Many moons ago (about ten years) when I did my English Literature degree, I was in a seminar discussing ownership of words and ideas. The basis of my lecturer’s theory was that once words have been written you can’t control them. It doesn’t matter how clear you are during the writing process, once your words are being “consumed” they’re no longer yours to shape.

I like to imagine it as a little scene inside a dusty old attic.

The writer is hard at work, bent over a creaky table writing in longhand. The words come alive, dancing on the page. He has a choice to let the words be free, or to shut them in a box.  He chooses freedom, knowing that is also the end of his control. Standing at an open window, the writer watches his words flutter out into the world, ready to climb inside the head of anyone who reads them. The writer can’t follow the words inside every head. He can only stand at the window and wave his words goodbye.

It’s not a new idea, but it’s one I think is still incredibly current – especially in the 140 character Twitter world in which we live.

Let me explain.

A little while ago, I wrote a post called How Do You Decide What Your Blog Is Worth? for Geekalicious. It was all about blogging and commercialisation of blogs – namely, how we value our own blogs.

As with much of my writing, I wrote it, had it published and then forgot about it in the minefield of my current crazy working / mum life. Today I was reminded of the post, after a fellow blogger told me (via Twitter) that she didn’t like my tone.

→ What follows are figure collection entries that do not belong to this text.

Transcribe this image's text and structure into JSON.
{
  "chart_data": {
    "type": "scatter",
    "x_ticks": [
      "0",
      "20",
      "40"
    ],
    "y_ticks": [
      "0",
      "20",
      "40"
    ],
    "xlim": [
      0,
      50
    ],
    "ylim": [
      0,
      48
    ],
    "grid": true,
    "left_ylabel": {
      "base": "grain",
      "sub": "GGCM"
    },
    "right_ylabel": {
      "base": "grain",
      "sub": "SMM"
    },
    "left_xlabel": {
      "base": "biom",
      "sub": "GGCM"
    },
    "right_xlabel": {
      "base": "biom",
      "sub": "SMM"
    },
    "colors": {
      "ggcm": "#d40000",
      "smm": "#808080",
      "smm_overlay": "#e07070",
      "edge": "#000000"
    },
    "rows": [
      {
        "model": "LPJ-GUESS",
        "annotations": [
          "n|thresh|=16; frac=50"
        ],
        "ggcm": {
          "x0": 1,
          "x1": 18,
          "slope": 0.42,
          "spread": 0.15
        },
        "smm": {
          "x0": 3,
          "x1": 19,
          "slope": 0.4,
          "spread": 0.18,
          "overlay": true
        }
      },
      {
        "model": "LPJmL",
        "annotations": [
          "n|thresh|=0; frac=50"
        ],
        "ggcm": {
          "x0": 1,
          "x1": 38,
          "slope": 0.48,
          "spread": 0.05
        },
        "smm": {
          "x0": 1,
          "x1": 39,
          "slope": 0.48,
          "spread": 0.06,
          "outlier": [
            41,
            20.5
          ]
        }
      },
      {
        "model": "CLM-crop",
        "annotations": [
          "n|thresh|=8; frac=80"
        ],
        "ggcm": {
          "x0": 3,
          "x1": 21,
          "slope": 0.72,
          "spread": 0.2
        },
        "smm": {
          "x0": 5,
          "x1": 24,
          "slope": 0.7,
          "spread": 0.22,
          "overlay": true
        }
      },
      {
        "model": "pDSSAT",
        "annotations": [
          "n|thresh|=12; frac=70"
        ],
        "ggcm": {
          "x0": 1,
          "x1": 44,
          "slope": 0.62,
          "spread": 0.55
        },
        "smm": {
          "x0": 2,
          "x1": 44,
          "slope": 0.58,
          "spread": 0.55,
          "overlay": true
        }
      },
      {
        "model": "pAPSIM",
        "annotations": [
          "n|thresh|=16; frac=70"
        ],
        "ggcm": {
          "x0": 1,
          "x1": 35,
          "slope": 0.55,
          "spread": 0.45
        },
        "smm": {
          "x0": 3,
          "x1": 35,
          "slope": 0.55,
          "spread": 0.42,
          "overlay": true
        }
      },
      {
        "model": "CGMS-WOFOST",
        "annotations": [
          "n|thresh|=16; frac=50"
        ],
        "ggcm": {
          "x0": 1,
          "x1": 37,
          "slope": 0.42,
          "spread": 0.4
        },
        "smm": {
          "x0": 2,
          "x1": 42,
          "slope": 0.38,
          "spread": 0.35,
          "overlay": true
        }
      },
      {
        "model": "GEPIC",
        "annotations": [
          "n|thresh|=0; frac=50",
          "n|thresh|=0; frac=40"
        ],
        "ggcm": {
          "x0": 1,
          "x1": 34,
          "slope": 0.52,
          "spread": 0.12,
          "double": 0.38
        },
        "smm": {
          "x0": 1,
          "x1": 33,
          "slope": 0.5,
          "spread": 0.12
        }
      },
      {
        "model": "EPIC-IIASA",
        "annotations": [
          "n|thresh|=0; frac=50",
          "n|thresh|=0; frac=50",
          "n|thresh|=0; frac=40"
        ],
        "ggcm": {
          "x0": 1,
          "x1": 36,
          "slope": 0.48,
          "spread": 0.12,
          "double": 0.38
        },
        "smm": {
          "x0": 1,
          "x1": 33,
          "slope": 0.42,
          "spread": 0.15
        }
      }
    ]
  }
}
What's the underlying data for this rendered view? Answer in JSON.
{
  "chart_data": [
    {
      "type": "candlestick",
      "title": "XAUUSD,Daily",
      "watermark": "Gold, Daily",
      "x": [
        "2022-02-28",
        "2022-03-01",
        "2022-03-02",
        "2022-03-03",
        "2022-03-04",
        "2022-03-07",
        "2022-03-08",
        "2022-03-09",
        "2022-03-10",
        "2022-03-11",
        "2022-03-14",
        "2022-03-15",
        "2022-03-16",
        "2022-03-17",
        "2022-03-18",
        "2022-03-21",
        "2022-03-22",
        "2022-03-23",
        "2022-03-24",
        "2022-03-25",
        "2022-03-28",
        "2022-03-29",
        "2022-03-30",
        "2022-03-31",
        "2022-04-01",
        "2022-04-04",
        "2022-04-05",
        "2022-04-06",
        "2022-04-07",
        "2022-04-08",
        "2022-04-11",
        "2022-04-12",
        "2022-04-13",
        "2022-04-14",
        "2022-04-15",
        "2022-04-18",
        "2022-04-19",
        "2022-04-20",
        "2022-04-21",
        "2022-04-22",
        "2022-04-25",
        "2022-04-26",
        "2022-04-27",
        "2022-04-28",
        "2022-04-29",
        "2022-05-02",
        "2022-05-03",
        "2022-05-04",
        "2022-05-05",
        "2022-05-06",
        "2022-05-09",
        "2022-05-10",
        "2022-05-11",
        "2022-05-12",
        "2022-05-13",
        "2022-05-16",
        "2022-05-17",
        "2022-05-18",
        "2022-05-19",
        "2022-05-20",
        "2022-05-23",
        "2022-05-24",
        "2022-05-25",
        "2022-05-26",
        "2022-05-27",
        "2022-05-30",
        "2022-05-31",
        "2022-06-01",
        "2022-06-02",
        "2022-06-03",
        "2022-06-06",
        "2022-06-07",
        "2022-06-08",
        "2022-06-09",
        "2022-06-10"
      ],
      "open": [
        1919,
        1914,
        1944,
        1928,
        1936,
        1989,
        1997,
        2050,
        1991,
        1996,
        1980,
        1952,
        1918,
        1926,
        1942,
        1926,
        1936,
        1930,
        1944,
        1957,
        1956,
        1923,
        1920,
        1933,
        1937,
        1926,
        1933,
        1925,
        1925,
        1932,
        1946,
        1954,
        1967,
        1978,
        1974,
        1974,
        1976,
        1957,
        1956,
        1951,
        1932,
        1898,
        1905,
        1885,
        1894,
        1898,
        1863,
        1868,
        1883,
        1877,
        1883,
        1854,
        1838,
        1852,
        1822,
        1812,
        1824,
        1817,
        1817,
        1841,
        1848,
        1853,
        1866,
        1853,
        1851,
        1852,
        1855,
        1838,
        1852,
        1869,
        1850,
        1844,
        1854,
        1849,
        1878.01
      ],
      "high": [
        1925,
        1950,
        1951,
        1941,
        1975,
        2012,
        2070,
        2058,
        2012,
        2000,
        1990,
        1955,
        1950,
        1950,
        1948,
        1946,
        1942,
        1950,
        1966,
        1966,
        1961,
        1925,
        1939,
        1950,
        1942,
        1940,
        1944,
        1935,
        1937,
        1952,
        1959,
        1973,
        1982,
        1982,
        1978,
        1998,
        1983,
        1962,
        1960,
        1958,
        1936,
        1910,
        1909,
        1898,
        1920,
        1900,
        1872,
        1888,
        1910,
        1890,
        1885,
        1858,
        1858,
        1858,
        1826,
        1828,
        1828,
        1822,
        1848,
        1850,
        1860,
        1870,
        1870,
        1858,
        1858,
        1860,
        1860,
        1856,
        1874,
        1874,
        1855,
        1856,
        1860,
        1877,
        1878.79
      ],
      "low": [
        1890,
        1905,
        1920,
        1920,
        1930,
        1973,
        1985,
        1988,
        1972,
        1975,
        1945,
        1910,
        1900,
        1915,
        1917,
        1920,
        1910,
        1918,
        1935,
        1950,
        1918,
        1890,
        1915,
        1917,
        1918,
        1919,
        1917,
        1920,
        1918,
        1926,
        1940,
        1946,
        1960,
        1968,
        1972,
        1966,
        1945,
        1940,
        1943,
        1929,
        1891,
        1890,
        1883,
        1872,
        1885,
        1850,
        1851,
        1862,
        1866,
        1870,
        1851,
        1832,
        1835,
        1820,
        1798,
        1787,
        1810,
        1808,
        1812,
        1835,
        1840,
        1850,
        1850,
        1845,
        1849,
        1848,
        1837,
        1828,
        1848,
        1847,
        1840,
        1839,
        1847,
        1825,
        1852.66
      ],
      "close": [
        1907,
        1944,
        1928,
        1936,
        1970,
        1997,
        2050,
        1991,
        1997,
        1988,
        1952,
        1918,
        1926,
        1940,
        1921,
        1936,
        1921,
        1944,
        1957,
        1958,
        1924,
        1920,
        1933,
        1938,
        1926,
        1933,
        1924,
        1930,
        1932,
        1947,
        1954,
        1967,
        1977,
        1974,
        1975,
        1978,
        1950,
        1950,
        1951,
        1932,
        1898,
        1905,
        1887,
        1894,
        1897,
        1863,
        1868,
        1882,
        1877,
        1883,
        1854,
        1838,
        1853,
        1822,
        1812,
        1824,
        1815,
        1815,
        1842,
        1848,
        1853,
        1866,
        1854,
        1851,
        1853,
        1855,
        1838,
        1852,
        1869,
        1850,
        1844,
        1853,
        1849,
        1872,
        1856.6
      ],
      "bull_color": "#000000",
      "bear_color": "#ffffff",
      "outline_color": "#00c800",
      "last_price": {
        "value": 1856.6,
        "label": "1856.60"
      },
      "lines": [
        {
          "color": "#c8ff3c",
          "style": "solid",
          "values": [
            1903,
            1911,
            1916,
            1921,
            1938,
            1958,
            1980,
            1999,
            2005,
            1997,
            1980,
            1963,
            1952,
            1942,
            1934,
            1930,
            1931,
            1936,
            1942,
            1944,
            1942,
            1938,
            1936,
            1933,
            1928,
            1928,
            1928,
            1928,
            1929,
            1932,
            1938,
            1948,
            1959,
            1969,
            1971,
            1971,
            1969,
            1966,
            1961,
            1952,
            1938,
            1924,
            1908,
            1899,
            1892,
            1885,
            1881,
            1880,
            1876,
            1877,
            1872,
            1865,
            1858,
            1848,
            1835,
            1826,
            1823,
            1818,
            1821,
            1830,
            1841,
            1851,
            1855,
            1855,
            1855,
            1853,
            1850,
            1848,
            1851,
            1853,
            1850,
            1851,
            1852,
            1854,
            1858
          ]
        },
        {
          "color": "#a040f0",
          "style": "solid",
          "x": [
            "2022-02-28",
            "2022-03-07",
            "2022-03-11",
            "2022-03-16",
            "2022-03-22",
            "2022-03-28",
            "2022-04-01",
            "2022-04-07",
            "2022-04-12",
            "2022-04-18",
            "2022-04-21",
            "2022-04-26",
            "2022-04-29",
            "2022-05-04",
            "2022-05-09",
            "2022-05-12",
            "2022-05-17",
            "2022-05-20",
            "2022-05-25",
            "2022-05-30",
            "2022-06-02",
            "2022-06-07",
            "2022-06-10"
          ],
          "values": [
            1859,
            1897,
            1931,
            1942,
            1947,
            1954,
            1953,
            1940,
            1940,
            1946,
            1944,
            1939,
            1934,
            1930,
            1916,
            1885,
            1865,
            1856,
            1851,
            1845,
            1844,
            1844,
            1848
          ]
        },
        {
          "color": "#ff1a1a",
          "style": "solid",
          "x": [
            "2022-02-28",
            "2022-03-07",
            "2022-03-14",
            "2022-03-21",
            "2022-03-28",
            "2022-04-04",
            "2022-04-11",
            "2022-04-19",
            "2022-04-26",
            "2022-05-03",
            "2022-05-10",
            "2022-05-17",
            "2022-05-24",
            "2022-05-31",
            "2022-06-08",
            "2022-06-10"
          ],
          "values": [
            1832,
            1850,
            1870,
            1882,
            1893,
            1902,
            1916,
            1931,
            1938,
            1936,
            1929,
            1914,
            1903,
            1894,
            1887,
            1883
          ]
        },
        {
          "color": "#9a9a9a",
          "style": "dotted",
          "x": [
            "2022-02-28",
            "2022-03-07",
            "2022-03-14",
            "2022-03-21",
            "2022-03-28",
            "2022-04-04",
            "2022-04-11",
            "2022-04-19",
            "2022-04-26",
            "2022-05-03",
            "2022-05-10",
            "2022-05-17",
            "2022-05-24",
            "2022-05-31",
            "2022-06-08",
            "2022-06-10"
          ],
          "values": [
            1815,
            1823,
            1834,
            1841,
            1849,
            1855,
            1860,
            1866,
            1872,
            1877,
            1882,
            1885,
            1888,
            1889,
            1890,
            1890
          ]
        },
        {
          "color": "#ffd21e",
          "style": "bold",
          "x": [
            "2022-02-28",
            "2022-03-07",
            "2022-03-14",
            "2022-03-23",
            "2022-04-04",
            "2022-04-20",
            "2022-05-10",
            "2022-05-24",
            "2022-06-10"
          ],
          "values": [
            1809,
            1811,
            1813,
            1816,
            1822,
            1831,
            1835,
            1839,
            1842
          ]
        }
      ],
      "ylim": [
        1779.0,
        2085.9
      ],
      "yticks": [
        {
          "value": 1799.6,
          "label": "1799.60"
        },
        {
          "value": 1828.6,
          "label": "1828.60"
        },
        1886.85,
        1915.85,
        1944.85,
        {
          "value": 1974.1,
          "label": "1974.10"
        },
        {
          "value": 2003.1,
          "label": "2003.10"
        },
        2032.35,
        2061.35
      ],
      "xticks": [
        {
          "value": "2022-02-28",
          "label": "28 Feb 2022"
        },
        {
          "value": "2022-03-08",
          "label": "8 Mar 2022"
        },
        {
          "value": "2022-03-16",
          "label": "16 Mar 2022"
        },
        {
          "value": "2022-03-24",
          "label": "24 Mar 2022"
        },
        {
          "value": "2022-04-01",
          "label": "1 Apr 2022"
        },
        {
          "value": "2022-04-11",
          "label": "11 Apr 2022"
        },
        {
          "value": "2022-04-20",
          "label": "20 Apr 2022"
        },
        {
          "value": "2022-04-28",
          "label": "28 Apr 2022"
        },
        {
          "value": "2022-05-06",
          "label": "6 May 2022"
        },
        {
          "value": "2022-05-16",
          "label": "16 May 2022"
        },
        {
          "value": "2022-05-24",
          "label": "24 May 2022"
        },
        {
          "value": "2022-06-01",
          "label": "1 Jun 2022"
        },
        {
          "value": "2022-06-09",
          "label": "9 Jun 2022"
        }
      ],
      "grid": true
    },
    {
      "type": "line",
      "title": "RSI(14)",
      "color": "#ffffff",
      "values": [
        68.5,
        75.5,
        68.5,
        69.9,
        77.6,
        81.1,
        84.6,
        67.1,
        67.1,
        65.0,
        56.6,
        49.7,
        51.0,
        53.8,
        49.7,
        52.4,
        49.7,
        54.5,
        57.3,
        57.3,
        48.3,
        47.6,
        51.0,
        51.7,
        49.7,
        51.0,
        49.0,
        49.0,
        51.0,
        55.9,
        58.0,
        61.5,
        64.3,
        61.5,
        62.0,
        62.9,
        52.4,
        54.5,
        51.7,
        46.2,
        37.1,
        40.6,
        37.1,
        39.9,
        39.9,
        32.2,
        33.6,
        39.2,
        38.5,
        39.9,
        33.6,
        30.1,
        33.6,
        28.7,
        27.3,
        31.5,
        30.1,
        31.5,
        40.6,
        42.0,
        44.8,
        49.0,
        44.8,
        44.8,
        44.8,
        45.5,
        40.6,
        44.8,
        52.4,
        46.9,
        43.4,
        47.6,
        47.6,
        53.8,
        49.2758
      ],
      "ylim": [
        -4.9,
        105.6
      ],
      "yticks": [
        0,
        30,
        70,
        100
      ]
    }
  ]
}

One of the things I really love about blogging and Twitter is that you can share opinions. And I wasn’t offended by the critical tweet. I just politely agreed to disagree. But after a bit of tweeting back and forth, the blogger (who blogs at Kelloggsville) came back with a tweet I wholeheartedly agreed with:

“It’s problem in a 2D words world. Body language and tone removed and readers fill in perceived gaps.”

This is SO true. When you write something, you might have a clear idea in your head of how your words sound. But those words are in YOUR head.

Once they’re out in the world, being read by others, they’ll be in other heads, read by people with different opinions, experiences and memories to you. It doesn’t matter how clear you try to be, there will always be the chance your words will not be read in the way you intended them.

The thing is, I don’t think that matters. If you spent your whole life trying to tailor your words (or language) to only ever be consumed in one way, with one point of view, you’d be fighting a losing battle. Plus, wouldn’t that make the world a rather boring place?

On this occasion, my post was interpreted as “sarcastic” and “condescending”. That’s fine. I disagree, but that’s fine. That’s the way my writing was read by that particular reader and there’s nothing I can do about it – apart from let her know that wasn’t my intention and apologise if she was offended.

I’m well aware that once you write something (and publish it on a blog or book or newspaper or magazine or social media platform or piece of paper stuck to a tree) it’s out there in the big wide world of different opinions and ideas and experiences. I’m well aware that I could unintentionally write something another person was offended by.

But I’m also aware that if I spent my whole time worrying about that I would never write anything at all.

How about you? Do you tailor your words carefully in the fear they may be taken “the wrong way”? Is interpretation something you even consider before hitting “publish”?